Drug-disease association prediction with literature based multi-feature fusion

Front Pharmacol. 2023 May 22:14:1205144. doi: 10.3389/fphar.2023.1205144. eCollection 2023.

Abstract

Introduction: Exploring the potential efficacy of a drug is a valid approach for drug development with shorter development times and lower costs. Recently, several computational drug repositioning methods have been introduced to learn multi-features for potential association prediction. However, fully leveraging the vast amount of information in the scientific literature to enhance drug-disease association prediction is a great challenge. Methods: We constructed a drug-disease association prediction method called Literature Based Multi-Feature Fusion (LBMFF), which effectively integrated known drugs, diseases, side effects and target associations from public databases as well as literature semantic features. Specifically, a pre-training and fine-tuning BERT model was introduced to extract literature semantic information for similarity assessment.

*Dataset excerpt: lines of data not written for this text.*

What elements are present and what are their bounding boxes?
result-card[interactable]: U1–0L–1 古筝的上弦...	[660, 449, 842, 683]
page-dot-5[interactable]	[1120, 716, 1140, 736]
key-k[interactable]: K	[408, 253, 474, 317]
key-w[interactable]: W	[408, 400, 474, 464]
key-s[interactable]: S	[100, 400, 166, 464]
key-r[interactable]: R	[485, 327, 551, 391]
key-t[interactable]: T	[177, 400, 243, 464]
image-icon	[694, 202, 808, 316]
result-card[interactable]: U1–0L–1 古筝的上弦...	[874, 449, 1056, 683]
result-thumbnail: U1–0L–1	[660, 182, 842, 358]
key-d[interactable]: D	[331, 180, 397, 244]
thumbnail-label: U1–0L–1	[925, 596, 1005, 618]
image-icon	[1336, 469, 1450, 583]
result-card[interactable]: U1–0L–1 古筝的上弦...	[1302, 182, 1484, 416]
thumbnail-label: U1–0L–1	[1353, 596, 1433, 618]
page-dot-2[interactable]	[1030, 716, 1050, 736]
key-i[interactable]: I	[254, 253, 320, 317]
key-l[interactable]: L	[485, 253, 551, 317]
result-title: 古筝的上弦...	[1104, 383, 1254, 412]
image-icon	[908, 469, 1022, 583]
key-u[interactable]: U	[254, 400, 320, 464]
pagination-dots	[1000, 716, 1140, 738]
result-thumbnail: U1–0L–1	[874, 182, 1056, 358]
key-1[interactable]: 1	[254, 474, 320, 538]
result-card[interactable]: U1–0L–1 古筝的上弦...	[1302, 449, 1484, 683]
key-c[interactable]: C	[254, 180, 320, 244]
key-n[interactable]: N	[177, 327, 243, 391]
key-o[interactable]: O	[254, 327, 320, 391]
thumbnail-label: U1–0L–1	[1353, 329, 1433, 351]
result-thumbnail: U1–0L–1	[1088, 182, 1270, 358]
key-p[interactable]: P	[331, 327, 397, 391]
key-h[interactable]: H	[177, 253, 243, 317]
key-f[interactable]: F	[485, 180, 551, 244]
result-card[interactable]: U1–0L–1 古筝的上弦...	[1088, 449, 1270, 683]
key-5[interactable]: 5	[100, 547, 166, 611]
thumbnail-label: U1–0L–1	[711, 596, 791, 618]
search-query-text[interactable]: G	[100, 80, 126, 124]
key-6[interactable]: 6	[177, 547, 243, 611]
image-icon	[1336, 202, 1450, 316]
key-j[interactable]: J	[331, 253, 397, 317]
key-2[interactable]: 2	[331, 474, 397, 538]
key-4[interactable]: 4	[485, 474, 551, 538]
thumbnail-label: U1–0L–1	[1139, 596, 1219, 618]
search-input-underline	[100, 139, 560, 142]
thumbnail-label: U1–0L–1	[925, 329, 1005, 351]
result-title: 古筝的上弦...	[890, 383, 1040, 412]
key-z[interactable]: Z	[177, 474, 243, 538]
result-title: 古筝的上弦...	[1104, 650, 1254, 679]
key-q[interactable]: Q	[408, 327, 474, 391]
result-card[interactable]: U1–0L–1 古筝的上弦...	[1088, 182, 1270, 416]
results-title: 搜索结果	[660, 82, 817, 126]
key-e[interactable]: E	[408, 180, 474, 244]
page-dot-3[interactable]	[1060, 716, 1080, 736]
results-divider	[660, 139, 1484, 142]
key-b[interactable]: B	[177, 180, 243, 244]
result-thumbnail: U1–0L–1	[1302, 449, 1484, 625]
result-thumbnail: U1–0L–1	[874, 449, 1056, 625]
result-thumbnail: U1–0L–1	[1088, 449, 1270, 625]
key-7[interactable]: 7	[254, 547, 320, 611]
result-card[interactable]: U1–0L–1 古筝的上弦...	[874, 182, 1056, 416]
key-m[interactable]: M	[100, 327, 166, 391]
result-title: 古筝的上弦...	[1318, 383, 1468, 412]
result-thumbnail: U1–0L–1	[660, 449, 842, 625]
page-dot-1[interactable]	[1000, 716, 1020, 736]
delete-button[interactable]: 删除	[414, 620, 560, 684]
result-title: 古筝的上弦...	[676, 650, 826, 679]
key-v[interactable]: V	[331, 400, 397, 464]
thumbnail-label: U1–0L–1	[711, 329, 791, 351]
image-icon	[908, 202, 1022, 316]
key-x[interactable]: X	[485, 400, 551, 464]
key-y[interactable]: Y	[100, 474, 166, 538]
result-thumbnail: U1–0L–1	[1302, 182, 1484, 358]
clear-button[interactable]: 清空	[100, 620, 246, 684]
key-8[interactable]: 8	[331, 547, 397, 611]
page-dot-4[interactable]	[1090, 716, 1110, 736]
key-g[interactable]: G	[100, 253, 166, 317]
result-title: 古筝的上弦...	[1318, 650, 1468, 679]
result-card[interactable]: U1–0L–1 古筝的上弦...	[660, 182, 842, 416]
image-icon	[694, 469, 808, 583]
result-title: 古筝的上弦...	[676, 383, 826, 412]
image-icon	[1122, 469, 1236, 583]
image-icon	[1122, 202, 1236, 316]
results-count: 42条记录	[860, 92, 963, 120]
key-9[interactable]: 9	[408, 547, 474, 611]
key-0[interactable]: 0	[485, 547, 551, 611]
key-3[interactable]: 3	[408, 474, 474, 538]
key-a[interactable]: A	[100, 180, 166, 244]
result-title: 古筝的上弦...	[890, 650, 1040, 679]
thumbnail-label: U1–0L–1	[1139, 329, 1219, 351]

Then, we revealed drug and disease embeddings from the constructed fusion similarity matrix by a graph convolutional network with an attention mechanism. Results: LBMFF achieved superior performance in drug-disease association prediction with an AUC value of 0.8818 and an AUPR value of 0.5916. Discussion: LBMFF achieved relative improvements of 31.67% and 16.09%, respectively, over the second-best results, compared to single feature methods and seven existing state-of-the-art prediction methods on the same test datasets. Meanwhile, case studies have verified that LBMFF can discover new associations to accelerate drug development. The proposed benchmark dataset and source code are available at: https://github.com/kang-hongyu/LBMFF.

Keywords: association prediction; disease; drug; drug repositioning; literature; multi-feature fusion.

Grants and funding

This work was supported by The National Social Science Fund of China (22CTQ024), Innovation Project of Chinese Academy of Medical Sciences (2021-I2M-1-001, 2021-I2M-1-056), The National Key Research and Development Program of China (2022YFB2702801), China Knowledge Center for Engineering Sciences and Technology (Medical Knowledge Service System) (CKCEST-2022-1-6).